Newspaper commentators and a leading Christian ethicist have spoken out against the head of the Royal College of Midwives (RCM) for supporting a radical pro-abortion campaign.
RCM Chief Executive Cathy Warwick is backing a British Pregnancy Advisory Service (BPAS) campaign to change the law and allow abortion up to birth for any reason.
In addition to her RCM role, Warwick has been chairman of BPAS since 2014 – something Dr Peter Saunders described as a “blatant conflict of interests”.
Most vulnerable
Dr Saunders, Chief Executive of the Christian Medical Fellowship, said society is judged “by the way it treats its most vulnerable members” – such as unborn babies.
Cathy Warwick, Dr Saunders said, “needs to step down either from the RCM, or BPAS but cannot continue in both positions”.
Writing in The Daily Telegraph, Jane Shilling said the two organisations had opposing aims.
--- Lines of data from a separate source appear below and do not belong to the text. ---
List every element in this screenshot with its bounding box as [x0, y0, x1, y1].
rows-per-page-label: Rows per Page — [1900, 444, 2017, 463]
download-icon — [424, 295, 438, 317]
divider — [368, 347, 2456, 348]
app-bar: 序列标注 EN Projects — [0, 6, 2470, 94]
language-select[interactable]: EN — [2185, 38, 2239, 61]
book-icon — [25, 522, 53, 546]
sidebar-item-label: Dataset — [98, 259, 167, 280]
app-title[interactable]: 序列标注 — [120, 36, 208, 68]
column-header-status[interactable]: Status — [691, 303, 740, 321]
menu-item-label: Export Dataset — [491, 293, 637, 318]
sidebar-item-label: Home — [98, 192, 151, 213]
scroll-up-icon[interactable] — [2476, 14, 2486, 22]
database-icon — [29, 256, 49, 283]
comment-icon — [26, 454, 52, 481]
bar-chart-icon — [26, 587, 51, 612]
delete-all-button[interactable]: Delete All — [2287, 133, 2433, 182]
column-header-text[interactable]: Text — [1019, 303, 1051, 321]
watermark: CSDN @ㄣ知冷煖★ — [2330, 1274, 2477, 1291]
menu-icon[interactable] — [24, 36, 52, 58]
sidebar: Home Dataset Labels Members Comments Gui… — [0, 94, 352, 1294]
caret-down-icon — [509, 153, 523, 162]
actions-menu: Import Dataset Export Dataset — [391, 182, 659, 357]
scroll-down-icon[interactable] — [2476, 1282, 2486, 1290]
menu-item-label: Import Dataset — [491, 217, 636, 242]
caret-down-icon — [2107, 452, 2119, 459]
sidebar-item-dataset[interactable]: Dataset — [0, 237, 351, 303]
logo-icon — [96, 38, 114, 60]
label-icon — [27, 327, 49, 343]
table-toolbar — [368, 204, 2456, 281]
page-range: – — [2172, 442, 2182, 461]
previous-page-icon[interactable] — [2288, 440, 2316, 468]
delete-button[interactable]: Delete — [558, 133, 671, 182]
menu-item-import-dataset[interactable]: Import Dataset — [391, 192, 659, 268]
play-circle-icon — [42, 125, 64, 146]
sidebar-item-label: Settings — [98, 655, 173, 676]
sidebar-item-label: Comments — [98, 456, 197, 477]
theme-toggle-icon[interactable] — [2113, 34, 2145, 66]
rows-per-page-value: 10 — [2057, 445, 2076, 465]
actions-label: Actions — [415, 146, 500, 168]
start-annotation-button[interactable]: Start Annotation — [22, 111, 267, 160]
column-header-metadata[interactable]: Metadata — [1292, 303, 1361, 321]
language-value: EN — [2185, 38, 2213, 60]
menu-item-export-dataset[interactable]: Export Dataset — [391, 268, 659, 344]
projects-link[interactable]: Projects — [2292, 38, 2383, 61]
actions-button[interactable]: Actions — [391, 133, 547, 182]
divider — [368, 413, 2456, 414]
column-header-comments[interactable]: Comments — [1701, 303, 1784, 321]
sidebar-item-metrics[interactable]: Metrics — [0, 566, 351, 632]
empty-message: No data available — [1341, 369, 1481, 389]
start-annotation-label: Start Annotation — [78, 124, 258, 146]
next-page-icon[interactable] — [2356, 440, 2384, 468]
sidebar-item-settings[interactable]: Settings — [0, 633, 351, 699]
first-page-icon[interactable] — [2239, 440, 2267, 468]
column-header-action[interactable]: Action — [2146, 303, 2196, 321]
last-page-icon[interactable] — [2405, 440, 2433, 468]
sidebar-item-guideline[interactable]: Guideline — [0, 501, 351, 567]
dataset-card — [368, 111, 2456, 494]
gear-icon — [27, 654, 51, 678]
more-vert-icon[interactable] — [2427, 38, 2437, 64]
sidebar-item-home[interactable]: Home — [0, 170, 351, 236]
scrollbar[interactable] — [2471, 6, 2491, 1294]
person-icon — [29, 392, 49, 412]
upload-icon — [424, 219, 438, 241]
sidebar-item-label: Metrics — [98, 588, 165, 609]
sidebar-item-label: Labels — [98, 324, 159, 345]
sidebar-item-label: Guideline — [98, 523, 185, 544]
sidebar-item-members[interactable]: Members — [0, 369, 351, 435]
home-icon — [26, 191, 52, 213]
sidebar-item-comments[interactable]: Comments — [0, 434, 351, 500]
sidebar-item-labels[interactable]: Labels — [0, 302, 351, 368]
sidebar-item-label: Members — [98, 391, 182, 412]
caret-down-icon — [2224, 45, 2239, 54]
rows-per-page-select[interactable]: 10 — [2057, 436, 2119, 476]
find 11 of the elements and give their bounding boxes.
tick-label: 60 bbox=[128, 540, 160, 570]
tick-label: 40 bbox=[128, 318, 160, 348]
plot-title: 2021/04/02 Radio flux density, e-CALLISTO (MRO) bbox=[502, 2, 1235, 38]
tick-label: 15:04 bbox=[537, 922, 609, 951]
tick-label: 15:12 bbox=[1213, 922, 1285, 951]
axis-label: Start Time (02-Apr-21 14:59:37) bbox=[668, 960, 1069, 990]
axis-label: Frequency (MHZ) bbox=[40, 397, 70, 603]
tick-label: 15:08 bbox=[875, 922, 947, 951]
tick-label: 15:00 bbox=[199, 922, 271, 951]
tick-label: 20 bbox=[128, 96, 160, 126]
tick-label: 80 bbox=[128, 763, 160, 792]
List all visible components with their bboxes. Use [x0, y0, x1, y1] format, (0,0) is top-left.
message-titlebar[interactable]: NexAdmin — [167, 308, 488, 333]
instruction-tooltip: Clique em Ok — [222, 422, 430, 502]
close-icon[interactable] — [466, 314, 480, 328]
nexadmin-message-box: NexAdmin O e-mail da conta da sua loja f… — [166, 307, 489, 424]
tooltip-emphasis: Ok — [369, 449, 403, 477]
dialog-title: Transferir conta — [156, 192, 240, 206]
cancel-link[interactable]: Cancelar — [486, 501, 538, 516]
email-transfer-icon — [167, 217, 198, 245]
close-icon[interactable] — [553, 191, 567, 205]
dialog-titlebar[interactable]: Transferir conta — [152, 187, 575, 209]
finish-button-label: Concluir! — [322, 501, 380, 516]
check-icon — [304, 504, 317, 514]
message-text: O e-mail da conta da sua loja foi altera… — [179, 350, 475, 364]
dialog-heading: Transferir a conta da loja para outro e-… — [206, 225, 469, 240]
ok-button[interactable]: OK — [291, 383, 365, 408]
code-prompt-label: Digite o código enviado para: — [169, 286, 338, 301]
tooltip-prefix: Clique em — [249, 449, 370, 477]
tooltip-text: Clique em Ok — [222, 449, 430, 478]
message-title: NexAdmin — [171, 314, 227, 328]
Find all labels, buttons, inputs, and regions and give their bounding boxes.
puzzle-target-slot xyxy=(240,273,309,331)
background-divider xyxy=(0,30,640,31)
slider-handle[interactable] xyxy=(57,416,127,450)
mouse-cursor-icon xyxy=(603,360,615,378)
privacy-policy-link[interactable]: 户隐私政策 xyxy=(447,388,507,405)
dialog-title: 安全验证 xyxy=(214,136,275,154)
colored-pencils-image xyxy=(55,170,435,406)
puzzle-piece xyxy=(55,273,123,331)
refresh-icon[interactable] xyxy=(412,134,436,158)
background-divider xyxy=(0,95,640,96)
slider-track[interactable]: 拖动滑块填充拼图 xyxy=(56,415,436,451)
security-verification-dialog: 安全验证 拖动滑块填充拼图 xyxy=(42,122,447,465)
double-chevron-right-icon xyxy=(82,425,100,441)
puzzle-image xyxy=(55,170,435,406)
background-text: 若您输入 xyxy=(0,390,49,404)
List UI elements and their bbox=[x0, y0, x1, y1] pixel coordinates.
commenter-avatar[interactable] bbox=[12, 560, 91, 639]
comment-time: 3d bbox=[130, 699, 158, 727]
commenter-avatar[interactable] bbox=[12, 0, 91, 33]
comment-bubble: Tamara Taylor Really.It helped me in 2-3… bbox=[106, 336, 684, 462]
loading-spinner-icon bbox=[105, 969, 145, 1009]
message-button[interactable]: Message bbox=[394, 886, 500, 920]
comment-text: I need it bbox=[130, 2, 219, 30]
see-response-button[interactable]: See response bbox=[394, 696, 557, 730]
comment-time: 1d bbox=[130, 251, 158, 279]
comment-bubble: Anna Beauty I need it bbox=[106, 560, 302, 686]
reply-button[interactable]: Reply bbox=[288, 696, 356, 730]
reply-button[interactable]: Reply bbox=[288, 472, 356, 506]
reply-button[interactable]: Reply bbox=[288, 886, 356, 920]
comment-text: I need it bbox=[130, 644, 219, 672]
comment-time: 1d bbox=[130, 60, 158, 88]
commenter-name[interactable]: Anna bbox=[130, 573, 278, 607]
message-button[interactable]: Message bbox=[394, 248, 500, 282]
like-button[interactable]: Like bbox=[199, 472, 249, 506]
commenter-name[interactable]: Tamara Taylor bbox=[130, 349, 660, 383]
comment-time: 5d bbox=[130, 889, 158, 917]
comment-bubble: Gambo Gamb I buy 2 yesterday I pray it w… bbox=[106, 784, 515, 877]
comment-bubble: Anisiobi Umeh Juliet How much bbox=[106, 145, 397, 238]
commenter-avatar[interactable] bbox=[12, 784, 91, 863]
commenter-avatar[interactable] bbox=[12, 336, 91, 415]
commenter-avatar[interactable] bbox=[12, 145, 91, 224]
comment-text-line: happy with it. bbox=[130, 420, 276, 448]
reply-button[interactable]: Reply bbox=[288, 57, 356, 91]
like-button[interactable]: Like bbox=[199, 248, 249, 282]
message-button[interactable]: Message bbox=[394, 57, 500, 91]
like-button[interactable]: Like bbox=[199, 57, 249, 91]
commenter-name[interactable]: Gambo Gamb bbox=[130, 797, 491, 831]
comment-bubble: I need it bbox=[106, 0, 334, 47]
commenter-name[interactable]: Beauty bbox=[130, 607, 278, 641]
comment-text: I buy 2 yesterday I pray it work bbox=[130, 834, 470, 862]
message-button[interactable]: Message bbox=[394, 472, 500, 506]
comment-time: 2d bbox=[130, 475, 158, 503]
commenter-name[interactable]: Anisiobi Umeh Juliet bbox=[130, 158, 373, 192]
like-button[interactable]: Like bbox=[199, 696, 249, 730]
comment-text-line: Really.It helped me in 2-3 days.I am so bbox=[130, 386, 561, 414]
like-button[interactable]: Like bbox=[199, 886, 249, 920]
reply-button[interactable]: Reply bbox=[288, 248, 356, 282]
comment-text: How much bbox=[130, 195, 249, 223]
She added that it was not surprising that the RCM’s “puzzling” stance induced “an immediate response from dissenting midwives, insisting that the RCM did not speak in their name”.
Surplus to requirements
Writing in the Daily Mail, Isabel Oakeshott said BPAS’ idea would have potentially awful implications for both medics and women.
And she asked: “While medics in one part of a hospital battle valiantly to save the life of a much wanted premature baby”, does the RCM head “propose that surgeons on the other side of a curtain scrub up to end the life of a baby at a later stage of gestation, which is perfectly healthy but deemed surplus to requirements?”
Oakeshott called for Warwick to be sacked over the comments.
Not sustainable
MP Andrew Percy, who sits on the House of Commons Health Select Committee, also criticised the RCM leader.
He said: “She represents midwives, many of whom will absolutely not agree with this campaign, and she should think very hard about whether or not her position is sustainable.”
Yesterday the RCM stood by its position, stating: “this is not about being for or against abortion”.
“It is about being for women and respecting their choices about their bodies”, a statement added.